Nach einer Erhebung des internationalen Marktbeobachters Jato Dynamics aus Limburg wurden im ersten Halbjahr 2011 in Deutschland gerade einmal 1020 Elektrofahrzeuge neu angemeldet – damit dominiert Deutschland trotz einer kaum vorhandenen finanziellen Förderung immerhin den Markt in Europa.

Deutschland hat mehr E-Autos als Dänemark

Damit liegt Deutschland in der Zulassungsstatistik sogar klar vor Dänemark, wo in den ersten sechs Monaten des Jahres gerade einmal 283 Neuanmeldungen stattfanden. Dabei verfügt Dänemark laut Jato mit Steuervorteilen von bis zu 20.588 Euro pro Fahrzeug "über geradezu paradiesische Verhältnisse". In Italien wurden 103 Zulassungen verzeichnet, im Norwegen 850, was einem Anteil von 1,23 Prozent am Gesamtabsatz ausmacht.

Der Mitsubishi i-MiEV Mitsubishi

Wie die Marktbeobachter feststellen, führen finanzielle Kaufanreize, die die Bundesregierung bislang ablehnt, nicht per se zu einer Absatzförderung von Elektroautos. So bieten beispielsweise Spanien und Großbritannien eine Prämie von 6500 beziehungsweise 6400 Euro, doch während die Briten in den ersten sechs Monaten 599 E-Autos kauften, waren es in Spanien nur 122 Fahrzeuge. Die Schweden kamen übrigens auf eine ähnliche Zahl wie die Spanier, fördern E-Autos aber nur mit 470 Euro.
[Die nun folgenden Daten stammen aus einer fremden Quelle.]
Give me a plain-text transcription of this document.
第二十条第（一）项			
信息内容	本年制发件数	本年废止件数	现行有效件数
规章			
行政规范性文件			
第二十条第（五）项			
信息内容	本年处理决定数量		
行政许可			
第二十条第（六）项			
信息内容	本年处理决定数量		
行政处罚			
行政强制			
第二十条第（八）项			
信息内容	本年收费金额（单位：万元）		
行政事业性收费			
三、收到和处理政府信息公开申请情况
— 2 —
Wie ernüchternd der Absatz von Elektrofahrzeugen trotz des Hypes um dieses Thema ist, zeigt die Absatzzahl im ersten Halbjahr in Europa: Gerade einmal 5222 Elektrofahrzeuge wurden hier verkauft.

Befreiung von der City-Maut

"Diese signifikanten Unterschiede machen den anscheinend geringen Einfluss des Preises auf die Kaufentscheidung deutlich", sagt der Vizepräsident von Jato Research, Gareth Hession, "vielmehr scheinen andere Faktoren, wie z.B. geografische Verhältnisse, Marktreife oder Ladeinfrastruktur, eine größere Rolle zu spielen als vorher gedacht." Zu diesen Faktoren gehören auch Anreizsysteme wie beispielsweise die Nutzung von Busspuren und kostenloses Parken in der Innenstadt von Oslo oder die Befreiung von der Citymaut in London. Sie haben einen größeren Einfluss auf die Kaufentscheidung als eine Kaufprämie.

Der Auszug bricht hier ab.